By Donovan Linder
Kevin Michael Connolly, author of Double Take, the selection used as the 2012 Common Read at UNH, makes it clear in his memoir that obstacles don’t have to define you.
. Though Connolly is by definition handicapped, he does not consider himself to be. “You are only disabled if you are incapable of overcoming the challenges presented in any given situation,” said Connolly, who also led discussions with faculty members and student leaders.
Upon graduating from college, Connolly traveled to 19 countries with the aid of a skateboard, taking more than 30,000 photographs of people’s reactions to seeing him. His “Rolling Expedition” has been featured at the Smithsonian Institute and Kennedy Center, and his story was featured on ABC’s “20/20” and National Public Radio.

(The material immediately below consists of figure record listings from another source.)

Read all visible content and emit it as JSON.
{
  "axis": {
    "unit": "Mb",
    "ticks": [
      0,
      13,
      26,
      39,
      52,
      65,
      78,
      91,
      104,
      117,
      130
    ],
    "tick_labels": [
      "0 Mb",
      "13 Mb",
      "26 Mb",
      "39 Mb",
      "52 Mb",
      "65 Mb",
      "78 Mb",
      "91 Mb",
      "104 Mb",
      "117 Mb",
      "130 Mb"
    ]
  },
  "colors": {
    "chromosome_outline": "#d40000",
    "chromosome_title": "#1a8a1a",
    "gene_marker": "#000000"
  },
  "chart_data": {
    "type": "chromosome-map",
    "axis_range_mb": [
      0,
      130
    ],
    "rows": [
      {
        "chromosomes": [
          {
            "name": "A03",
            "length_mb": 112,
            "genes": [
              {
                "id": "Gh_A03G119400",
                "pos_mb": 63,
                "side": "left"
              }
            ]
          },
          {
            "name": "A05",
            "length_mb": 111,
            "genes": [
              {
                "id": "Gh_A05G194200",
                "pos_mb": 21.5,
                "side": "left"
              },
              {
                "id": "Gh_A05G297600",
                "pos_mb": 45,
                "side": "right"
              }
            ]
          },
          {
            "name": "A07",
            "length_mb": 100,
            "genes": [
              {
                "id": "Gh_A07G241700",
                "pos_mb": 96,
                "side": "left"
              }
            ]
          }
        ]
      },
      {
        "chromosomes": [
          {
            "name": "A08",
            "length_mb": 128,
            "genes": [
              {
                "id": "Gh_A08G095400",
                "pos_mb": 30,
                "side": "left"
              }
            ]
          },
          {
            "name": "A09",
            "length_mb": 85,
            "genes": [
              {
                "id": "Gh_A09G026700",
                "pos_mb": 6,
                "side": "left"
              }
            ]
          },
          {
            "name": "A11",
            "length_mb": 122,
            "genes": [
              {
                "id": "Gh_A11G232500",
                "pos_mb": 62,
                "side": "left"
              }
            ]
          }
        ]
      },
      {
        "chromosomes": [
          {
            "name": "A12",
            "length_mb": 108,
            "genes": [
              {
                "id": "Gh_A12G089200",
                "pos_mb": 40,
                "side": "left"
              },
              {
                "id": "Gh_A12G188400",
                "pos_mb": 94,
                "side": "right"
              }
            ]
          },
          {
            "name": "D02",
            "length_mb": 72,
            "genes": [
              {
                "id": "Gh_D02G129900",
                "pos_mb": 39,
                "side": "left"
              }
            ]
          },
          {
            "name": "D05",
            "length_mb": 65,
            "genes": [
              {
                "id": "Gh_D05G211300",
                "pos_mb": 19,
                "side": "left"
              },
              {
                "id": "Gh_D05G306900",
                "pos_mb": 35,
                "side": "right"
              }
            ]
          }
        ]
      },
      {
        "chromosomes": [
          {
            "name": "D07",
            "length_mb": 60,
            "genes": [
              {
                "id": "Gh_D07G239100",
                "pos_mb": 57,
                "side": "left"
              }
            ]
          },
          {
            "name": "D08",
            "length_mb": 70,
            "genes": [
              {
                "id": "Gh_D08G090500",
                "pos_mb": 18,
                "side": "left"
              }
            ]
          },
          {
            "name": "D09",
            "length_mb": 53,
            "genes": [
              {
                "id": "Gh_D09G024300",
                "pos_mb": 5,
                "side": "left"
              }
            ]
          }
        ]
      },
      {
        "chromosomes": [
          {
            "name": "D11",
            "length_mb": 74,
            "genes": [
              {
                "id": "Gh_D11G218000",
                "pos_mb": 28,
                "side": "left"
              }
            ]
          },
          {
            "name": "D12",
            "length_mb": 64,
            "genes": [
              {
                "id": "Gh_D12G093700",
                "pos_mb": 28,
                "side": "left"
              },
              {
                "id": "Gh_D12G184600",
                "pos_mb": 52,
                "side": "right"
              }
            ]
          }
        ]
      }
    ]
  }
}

Many people would be caught staring at him or would assume that Connolly was a war veteran. His experiences demonstrated, he told the students, that “people act the same all around the world.”
For many of the first-year students, the memoir was more than a piece of writing; it was an inspiration. “I read the book more as a work of art and took a different take on everything,” said Tom Stringer ’16, a music and sound recording major from Yorktown Heights, N.Y.
Several students conceded that at first they were not thrilled about having a summer reading assignment. “When I originally got the book, I didn’t think I was going to enjoy it,” said Pierce Johnston ’16, a music and sound recording major from Beacon, N.Y. “But after reading the first five or six pages, I loved it.”
Connolly’s determination and willingness to take on a challenge resonated with first-year students Amanda Heath and Nicolas Weilmann. Heath, who suffered from Lyme disease, said, “I had adversity to deal with and I broke through my own struggles.”
Weilmann faced his own challenges coming to the United States as a child and being able to speak only Spanish. “There were times when I would come home from kindergarten crying because I couldn’t talk with anybody in school,” Weilmann said. “I was different from the other students, but I found my happiness.”
Connolly, who won a silver medal at the 2006 Winter X Games, will soon start working on a series for the Travel Channel that will bring him to rural areas of developing nations to see “cool” prosthetic inventions.
“You are going to meet people who are going to challenge your assumptions and maybe even excite your curiosity,” Connolly told the students. “Never be afraid to do a double-take when it comes to your own opinions, fears, or curiosities over the next four years.”